London town

Sebbene si basi sulla sceneggiatura Untitled Joe Strummer project di Sonya Gildea e Kirsten Sheridan, non è affatto un biopic riguardante il leader della band british punk che ci ha regalato, tra le molte, Should I stay or should I go il quarto lungometraggio diretto dal tedesco Derrick Borte.
Infatti, il Jonathan Rhys Meyers di Mission: impossible III e From Paris with love concede anima e corpo al grande Joe, ma la oltre ora e mezza di visione non si concentra sui Clash, bensì li tira in ballo per fargli fare da sfondo e, in un certo senso, da anima per un racconto di formazione non privo della piaga del bullismo e immerso nel Regno Unito di fine anni Settanta.

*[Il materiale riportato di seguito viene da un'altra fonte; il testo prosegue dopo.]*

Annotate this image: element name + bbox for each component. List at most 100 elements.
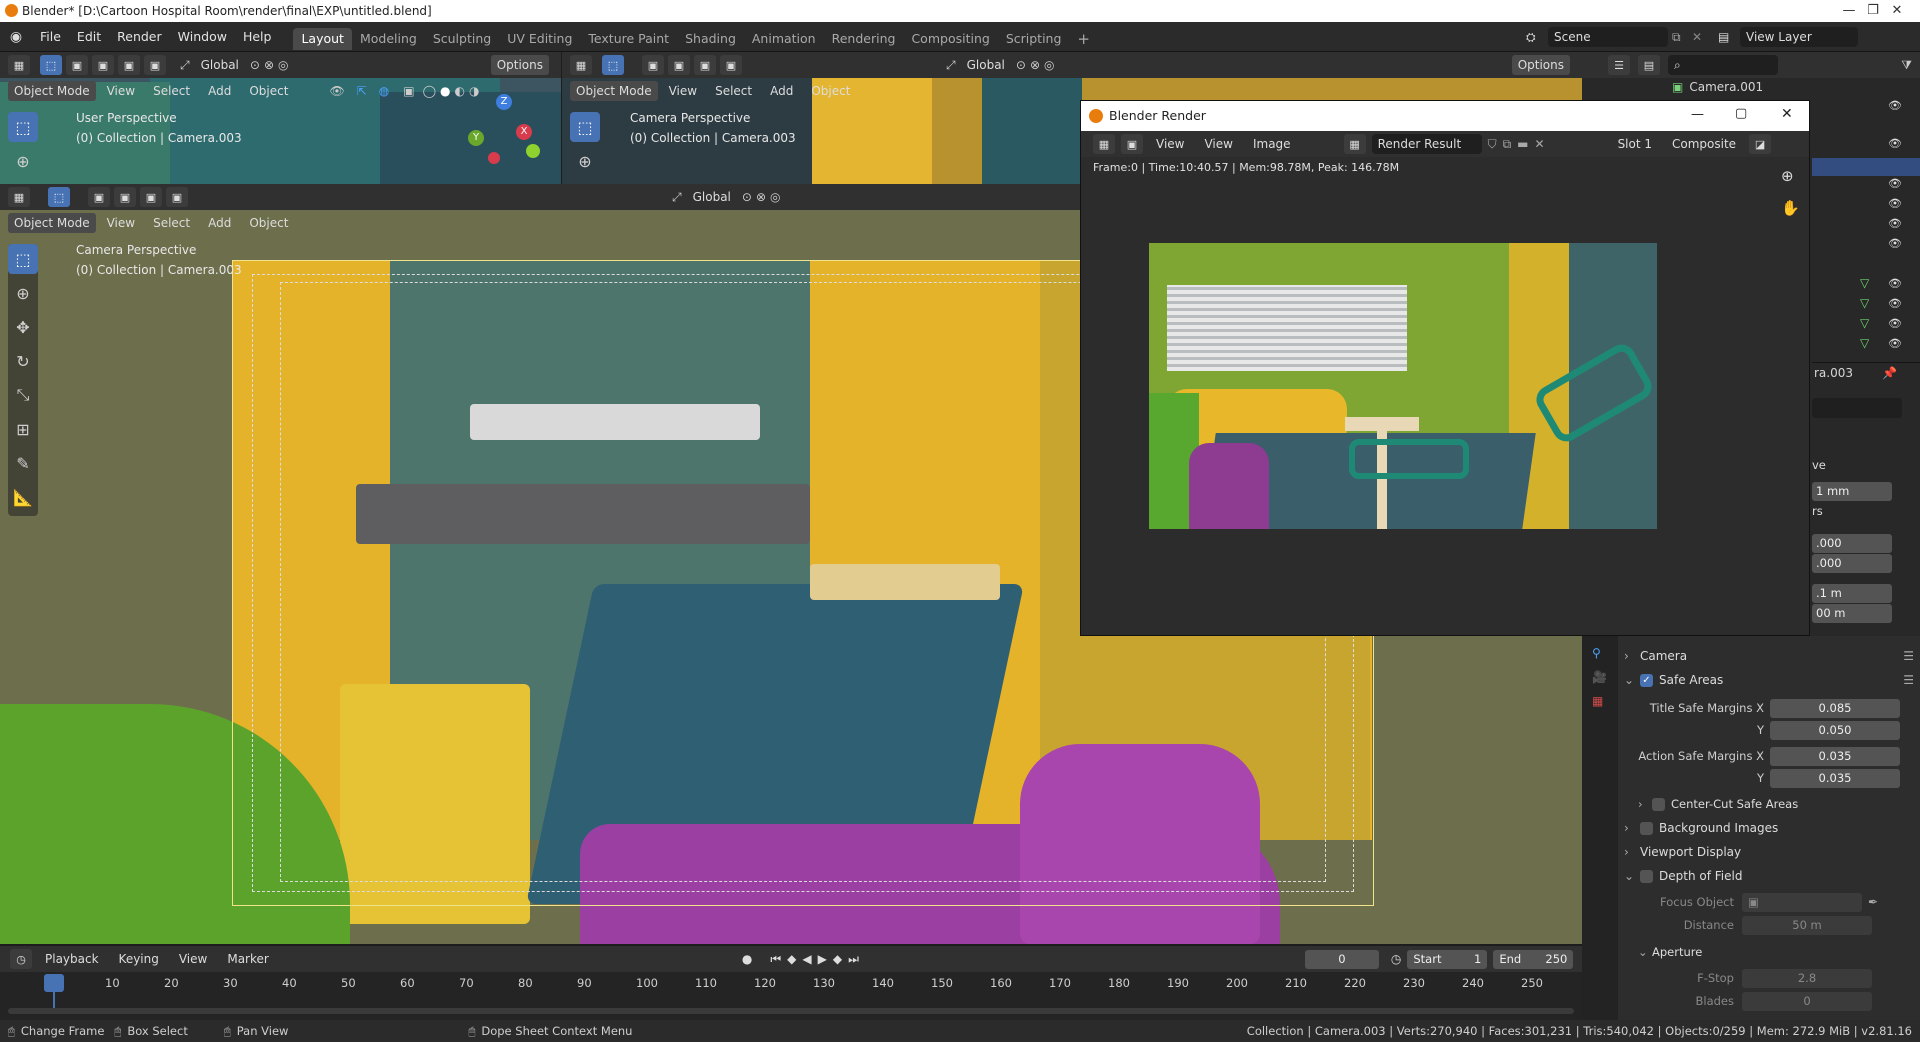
distance-field[interactable]: 50 m (1742, 915, 1872, 935)
options-dropdown[interactable]: Options (490, 55, 549, 75)
select-box-icon[interactable]: ▣ (88, 187, 110, 207)
menu-add[interactable]: Add (201, 80, 238, 102)
shading-wire-icon[interactable]: ◯ (423, 84, 436, 98)
pivot-icon[interactable]: ⊙ (742, 190, 752, 204)
menu-add[interactable]: Add (763, 80, 800, 102)
mode-dropdown[interactable]: Object Mode (8, 81, 96, 101)
tab-sculpting[interactable]: Sculpting (425, 28, 499, 50)
menu-file[interactable]: File (32, 22, 69, 52)
snap-icon[interactable]: ⊗ (1030, 58, 1040, 72)
editor-type-icon[interactable]: ▦ (8, 55, 30, 75)
shift-x-field[interactable]: .000 (1812, 534, 1892, 553)
visibility-eye-icon[interactable]: 👁 (1888, 196, 1902, 210)
prev-keyframe-icon[interactable]: ◆ (787, 952, 796, 966)
select-mode-icon[interactable]: ⬚ (40, 55, 62, 75)
orientation-dropdown[interactable]: Global (194, 54, 246, 76)
clip-start-field[interactable]: .1 m (1812, 584, 1892, 603)
menu-select[interactable]: Select (146, 212, 197, 234)
menu-image[interactable]: Image (1246, 133, 1298, 155)
gizmo-icon[interactable]: ⇱ (357, 84, 367, 98)
play-icon[interactable]: ▶ (818, 952, 827, 966)
visibility-eye-icon[interactable]: 👁 (1888, 136, 1902, 150)
view-mode-icon[interactable]: ▣ (1121, 134, 1143, 154)
play-reverse-icon[interactable]: ◀ (802, 952, 811, 966)
action-safe-x-field[interactable]: 0.035 (1770, 746, 1900, 766)
snap-icon[interactable]: ⊗ (264, 58, 274, 72)
editor-type-icon[interactable]: ▦ (570, 55, 592, 75)
menu-view[interactable]: View (100, 80, 142, 102)
tab-uv-editing[interactable]: UV Editing (499, 28, 580, 50)
cursor-tool-icon[interactable]: ⊕ (570, 146, 600, 176)
eyedropper-icon[interactable]: ✒ (1868, 895, 1878, 909)
tab-modeling[interactable]: Modeling (352, 28, 425, 50)
close-window-button[interactable]: ✕ (1874, 0, 1920, 22)
unlink-image-icon[interactable]: ✕ (1535, 137, 1545, 151)
menu-view[interactable]: View (172, 948, 214, 970)
menu-object[interactable]: Object (804, 80, 857, 102)
blender-menu-icon[interactable]: ◉ (0, 29, 32, 45)
select-tool-icon[interactable]: ⬚ (8, 244, 38, 274)
shading-solid-icon[interactable]: ● (440, 84, 450, 98)
move-tool-icon[interactable]: ✥ (8, 312, 38, 342)
center-cut-section[interactable]: › Center-Cut Safe Areas (1624, 792, 1914, 816)
select-invert-icon[interactable]: ▣ (720, 55, 742, 75)
center-cut-checkbox[interactable] (1652, 797, 1665, 811)
menu-add[interactable]: Add (201, 212, 238, 234)
menu-render[interactable]: Render (109, 22, 170, 52)
mode-dropdown[interactable]: Object Mode (570, 81, 658, 101)
menu-window[interactable]: Window (170, 22, 235, 52)
view-dropdown[interactable]: View (1149, 133, 1191, 155)
record-icon[interactable]: ● (742, 952, 752, 966)
outliner-item-camera[interactable]: ▣ Camera.001 (1672, 80, 1763, 94)
zoom-icon[interactable]: ⊕ (1781, 167, 1794, 185)
display-mode-icon[interactable]: ▤ (1638, 55, 1660, 75)
select-mode-icon[interactable]: ⬚ (602, 55, 624, 75)
new-scene-icon[interactable]: ⧉ (1672, 30, 1692, 45)
transform-tool-icon[interactable]: ⊞ (8, 414, 38, 444)
shift-y-field[interactable]: .000 (1812, 554, 1892, 573)
list-icon[interactable]: ☰ (1903, 649, 1914, 663)
title-safe-x-field[interactable]: 0.085 (1770, 698, 1900, 718)
image-browse-icon[interactable]: ▦ (1343, 134, 1366, 154)
tab-rendering[interactable]: Rendering (824, 28, 904, 50)
orientation-dropdown[interactable]: Global (686, 186, 738, 208)
xray-icon[interactable]: ▣ (403, 84, 414, 98)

Un Regno Unito in cui stava salendo al potere Margaret Thatcher e dove, tra riletture di Pressure drop e Clash city rockers, troviamo il giovanissimo Shay interpretato dal Daniel Huttlestone visto nel disneyano Into the woods, il quale vive insieme alla sorellina Alice alias Anya McKenna-Bruce e al padre Nick, ovvero Dougray”Marilyn”Scott, di sera autista di taxi, il giorno dedito ad un negozio di pianoforti tutt’altro che redditizio.
Lo Shay che non manca di suonare proprio al piano l’Ave Maria di Johann Sebastian Bach e del quale non solo seguiamo il rapporto portato avanti con la madre Sandrine incarnata Natascha McElhone, che lo ha abbandonato da tempo per andare a viverre con squatters e intraprendere la carriera di cantante, ma anche quello con la casualmente incontrata Vivian, in possesso delle fattezze di Nell Williams.

La Vivian che, appunto, lo avvicina alle note clashane, tra walkman, vinili (e qui c’è l’effetto nostalgia) ed esecuzioni di White riot e Clampdown; mentre si parla dei testi contro il razzismo e non risultano assenti attacchi da parte di skinhead durante un concerto, cortei antinazisti e manifestazioni di movimenti contrari agli immigrati, “rei” di togliere il lavoro agli inglesi.   

Perché è proprio questo aspetto relativo alle tensioni sociali dell’epoca, a quanto pare, ad interessare principalmente al regista; che, però, pur delineando il percorso di crescita del protagonista in maniera non disprezzabile, non riesce a lasciar bene intendere dove voglia andare a parare. E, di conseguenza, allo spettatore non rimane che accontentarsi della gradevolezza generale dell’operazione, preferendo di intenderla in qualità di tributo a Strummer, soprattutto grazie alla piccola emozione regalata dall’epilogo da favoletta al ritmo della intramontabile I fought the law.